Seriously, I know the writers were being alternately funny and saccharine, but Madison and Zoe’s versions of hell were pathetic. Madison is stuck as Lisel in NBC’s Sound of Music musical and Zoe keeps hearing Kyle break up with her. Oh boohoo. I suppose either or both of them could have been lying to save face and further show Kyle how much he’s loved, but it was still cheap. Why was Misty’s the only one with any emotional force behind it?
Gotta get me one of those bathroom fireplaces, or figure out a way to bring the tub into the living room. Also, gotta get me a witch to clean all that shit up.
Second best line of the episode: When Misty’s science teacher tells that tattling kid to shut up. Hell is cruel, people.
Let’s consider Cordelia’s power of sympathy for a second. When Madison is making Kyle strangle Zoe with her mind control, as up public folk call it, Cordelia could have easily stopped Kyle by mentally pulling his hands from Zoe’s neck. Instead, she sends him airborne into a wall. As well, her final decision to “help” Kyle wasn’t to make him a little smarter like Fiona did, but to give him yet another suit to dress up in as the Coven’s new butler. She wants people to respect witches, but she can’t have that until she starts respecting slow Frankenstein creatures.
Did they talk about why that one place is the only place where they burn witches? Is it the solitude? Do stakes just grow there naturally?

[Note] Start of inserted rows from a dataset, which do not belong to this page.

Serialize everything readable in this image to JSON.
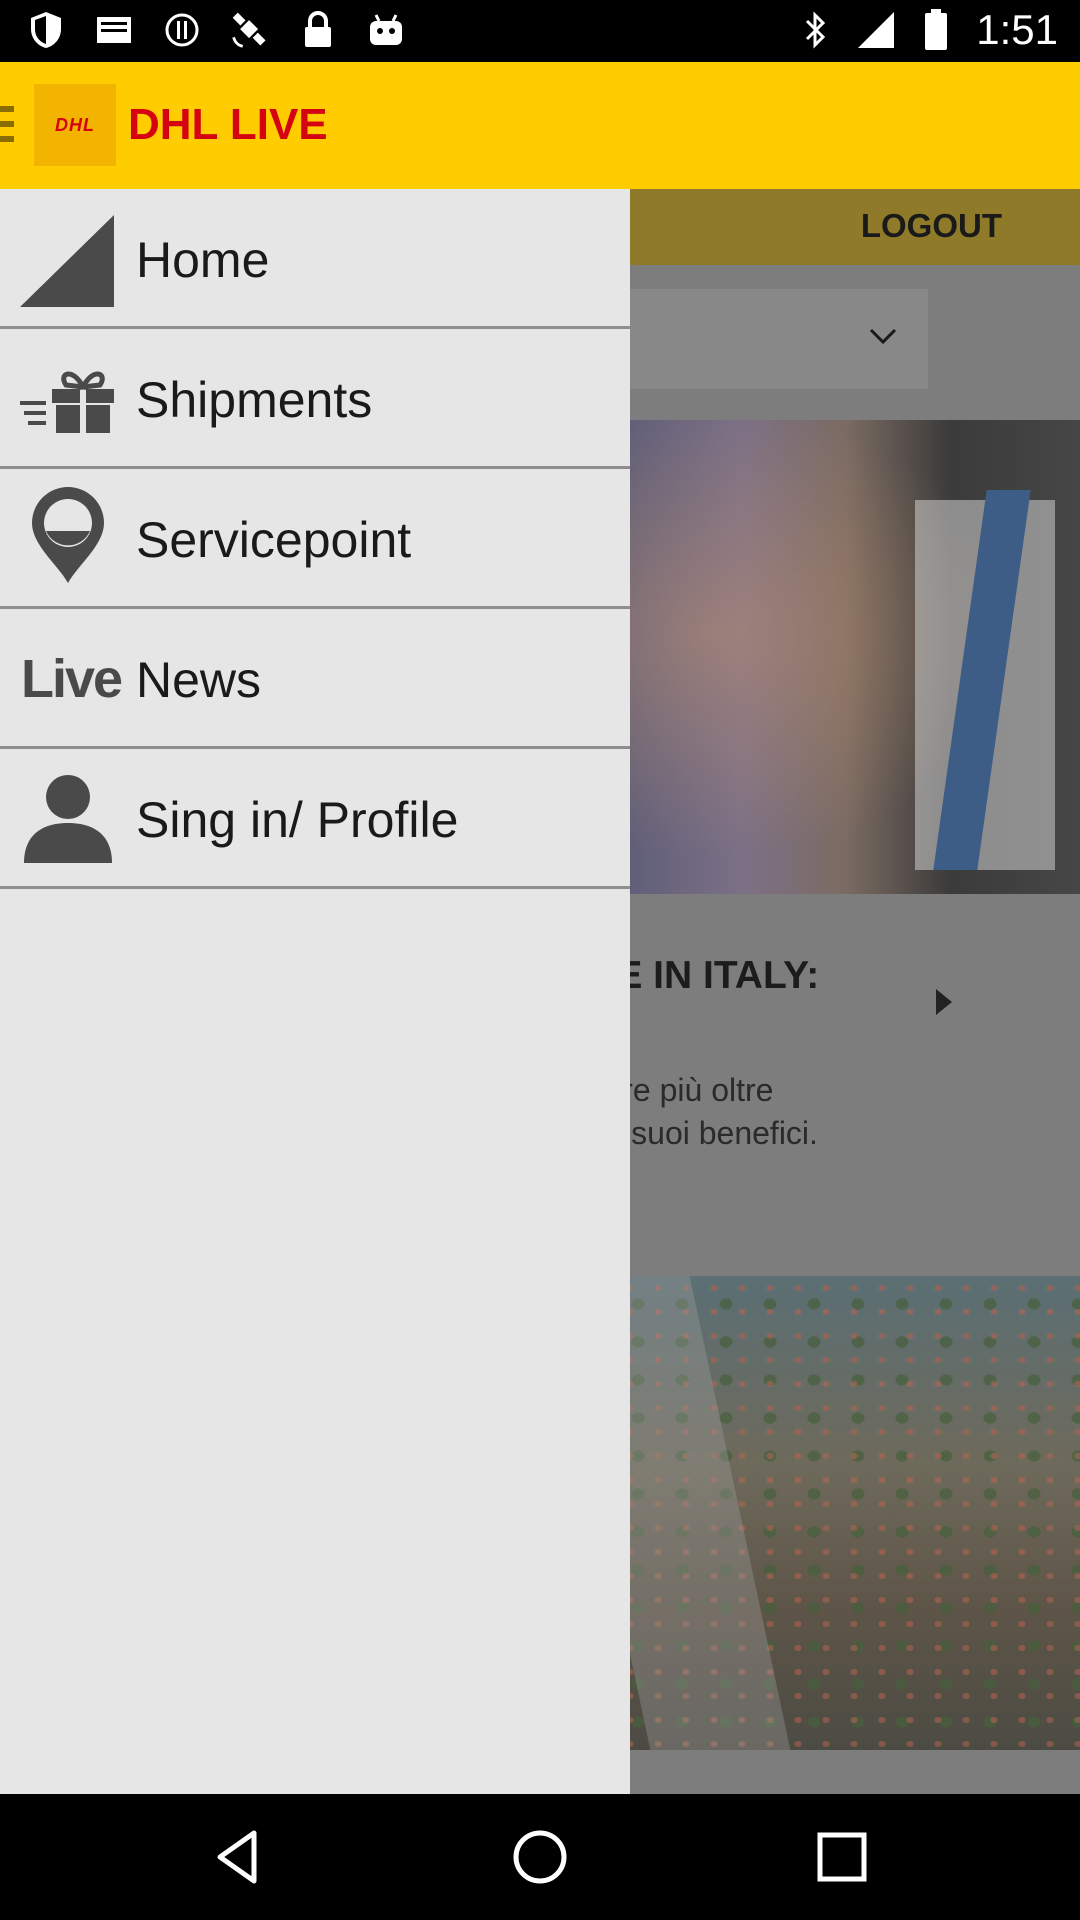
{
  "status_bar": {
    "time": "1:51",
    "icons": [
      "shield-icon",
      "mail-icon",
      "alert-circle-icon",
      "satellite-icon",
      "lock-icon",
      "android-icon",
      "bluetooth-icon",
      "signal-icon",
      "battery-icon"
    ]
  },
  "header": {
    "logo_text": "DHL",
    "title": "DHL LIVE",
    "colors": {
      "background": "#ffcc00",
      "title": "#d40511"
    }
  },
  "background": {
    "logout_label": "LOGOUT",
    "article_title": "ADE IN ITALY:",
    "article_body_line1": "empre più oltre",
    "article_body_line2": "rne i suoi benefici."
  },
  "drawer": {
    "items": [
      {
        "label": "Home",
        "icon": "home-triangle-icon"
      },
      {
        "label": "Shipments",
        "icon": "gift-list-icon"
      },
      {
        "label": "Servicepoint",
        "icon": "location-pin-icon"
      },
      {
        "label": "News",
        "icon": "live-icon",
        "icon_text": "Live"
      },
      {
        "label": "Sing in/ Profile",
        "icon": "person-icon"
      }
    ]
  },
  "nav_bar": {
    "buttons": [
      "back-icon",
      "home-icon",
      "recents-icon"
    ]
  }
}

“She’d already started packing. That’s helpful.” That baby doll hand across Madison’s dead cheek should be my computer background.
I so wished Papa Legba would have walked out the door of Axeman’s house and the camera would follow him as he went around scooping up souls and live babies.
“Up Next: Liza Minnelli Talks About Her Hip”
Another nice job from frequent AHS directorAlfonaso Gomez-Rejon, and I hope he’ll be back next season after getting his movie career off the ground.